Les rois des nouvelles technologies ont en effet jeté leurs rets sur des océans de données client : recherche en ligne, localisation, informations aspirées depuis les interfaces du smartphone, mails compris... « Ils deviennent les rois du commerce contextualisé, le plus précis et le plus pertinent pour un client », résume Guillaume Rio, responsable des partenariats technologiques de l'Échangeur by LaSer. Ils menacent même les distributeurs, en s'imposant comme de nouveaux intermédiaires entre les commerçants et leurs clients. « Imaginez la scène, lance Jean Prevost. Le client peut abandonner ses courses en magasin si un Google, qui référence d'autres offres grâce à sa formidable base de données et de partenariats, lui pousse une proposition avec les mêmes articles, mais 25% moins chers... »

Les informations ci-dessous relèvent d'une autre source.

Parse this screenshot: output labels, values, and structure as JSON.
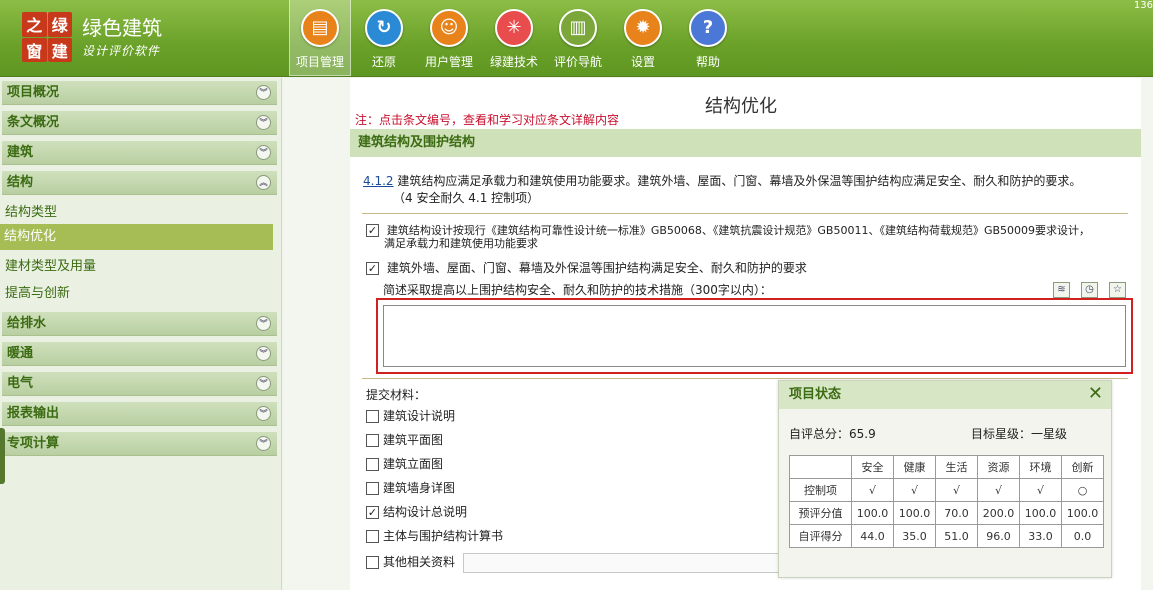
{
  "app": {
    "logo_chars": [
      "之",
      "绿",
      "窗",
      "建"
    ],
    "title": "绿色建筑",
    "subtitle": "设计评价软件",
    "corner_text": "136"
  },
  "toolbar": [
    {
      "label": "项目管理",
      "icon": "folder-icon",
      "glyph": "▤",
      "color": "#e8831c",
      "active": true
    },
    {
      "label": "还原",
      "icon": "refresh-icon",
      "glyph": "↻",
      "color": "#2a8ad6",
      "active": false
    },
    {
      "label": "用户管理",
      "icon": "user-icon",
      "glyph": "☺",
      "color": "#e8831c",
      "active": false
    },
    {
      "label": "绿建技术",
      "icon": "network-icon",
      "glyph": "✳",
      "color": "#e84c4c",
      "active": false
    },
    {
      "label": "评价导航",
      "icon": "book-icon",
      "glyph": "▥",
      "color": "#7aa63a",
      "active": false
    },
    {
      "label": "设置",
      "icon": "gear-icon",
      "glyph": "✹",
      "color": "#e8831c",
      "active": false
    },
    {
      "label": "帮助",
      "icon": "help-icon",
      "glyph": "?",
      "color": "#4b78d6",
      "active": false
    }
  ],
  "sidebar": {
    "sections": [
      {
        "label": "项目概况",
        "expanded": false
      },
      {
        "label": "条文概况",
        "expanded": false
      },
      {
        "label": "建筑",
        "expanded": false
      },
      {
        "label": "结构",
        "expanded": true
      },
      {
        "label": "给排水",
        "expanded": false
      },
      {
        "label": "暖通",
        "expanded": false
      },
      {
        "label": "电气",
        "expanded": false
      },
      {
        "label": "报表输出",
        "expanded": false
      },
      {
        "label": "专项计算",
        "expanded": false
      }
    ],
    "sub_items": [
      {
        "label": "结构类型",
        "active": false
      },
      {
        "label": "结构优化",
        "active": true
      },
      {
        "label": "建材类型及用量",
        "active": false
      },
      {
        "label": "提高与创新",
        "active": false
      }
    ]
  },
  "main": {
    "page_title": "结构优化",
    "note": "注：点击条文编号，查看和学习对应条文详解内容",
    "section_header": "建筑结构及围护结构",
    "clause": {
      "code": "4.1.2",
      "text": "建筑结构应满足承载力和建筑使用功能要求。建筑外墙、屋面、门窗、幕墙及外保温等围护结构应满足安全、耐久和防护的要求。",
      "category": "（4 安全耐久   4.1 控制项）"
    },
    "checks": [
      {
        "checked": true,
        "text": "建筑结构设计按现行《建筑结构可靠性设计统一标准》GB50068、《建筑抗震设计规范》GB50011、《建筑结构荷载规范》GB50009要求设计，",
        "text2": "满足承载力和建筑使用功能要求"
      },
      {
        "checked": true,
        "text": "建筑外墙、屋面、门窗、幕墙及外保温等围护结构满足安全、耐久和防护的要求",
        "text2": ""
      }
    ],
    "description_label": "简述采取提高以上围护结构安全、耐久和防护的技术措施（300字以内）：",
    "description_value": "",
    "materials_label": "提交材料：",
    "materials": [
      {
        "label": "建筑设计说明",
        "checked": false
      },
      {
        "label": "建筑平面图",
        "checked": false
      },
      {
        "label": "建筑立面图",
        "checked": false
      },
      {
        "label": "建筑墙身详图",
        "checked": false
      },
      {
        "label": "结构设计总说明",
        "checked": true
      },
      {
        "label": "主体与围护结构计算书",
        "checked": false
      },
      {
        "label": "其他相关资料",
        "checked": false
      }
    ]
  },
  "status_panel": {
    "title": "项目状态",
    "self_score_label": "自评总分：",
    "self_score": "65.9",
    "target_label": "目标星级：",
    "target": "一星级",
    "columns": [
      "安全",
      "健康",
      "生活",
      "资源",
      "环境",
      "创新"
    ],
    "rows": [
      {
        "label": "控制项",
        "cells": [
          "√",
          "√",
          "√",
          "√",
          "√",
          "○"
        ]
      },
      {
        "label": "预评分值",
        "cells": [
          "100.0",
          "100.0",
          "70.0",
          "200.0",
          "100.0",
          "100.0"
        ]
      },
      {
        "label": "自评得分",
        "cells": [
          "44.0",
          "35.0",
          "51.0",
          "96.0",
          "33.0",
          "0.0"
        ]
      }
    ]
  }
}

À partir des exemples actuels des « portefeuilles électroniques » (digital wallets) de Google ou PayPal, ou des applis permettant de gérer électroniquement ses cartes de fidélité, coupons et autres, comme le Passbook d'Apple, Guillaume Rio imagine même un scénario inédit. « On voit actuellement, aux États-Unis, Walmart ou Best Buy s'allier pour lancer leur propre solution de paiement mobile, face aux Google ou PayPal, qui s'érigent peu à peu en véritable " personnal life assistant ", remarque-t-il. Face à cela, peut-être que, dans le futur, les distributeurs devront se rapprocher pour nouer des partenariats commerciaux autour de nouveaux écosystèmes de services, pour promouvoir leurs propres bons plans. » Un axe Auchan-Darty-Zara, par exemple, contre Google ou Apple, alliés à d'autres commerçants ?

 

La technologie, vecteur nécessaire pour connaître et servir le client

Seule certitude, il faudra être présent sur la technologie pour pousser ses propositions de produits, de prix et de services. De la même manière que la recherche sur le web est aujourd'hui gratuite, les lunettes connectées, demain, pourraient être offertes par une enseigne. Elle en ferait le vecteur de ses offres auprès d'un client, en partie inféodé à cette marque et à ses partenaires, comme il l'est en partie aujourd'hui avec son opérateur de téléphonie mobile.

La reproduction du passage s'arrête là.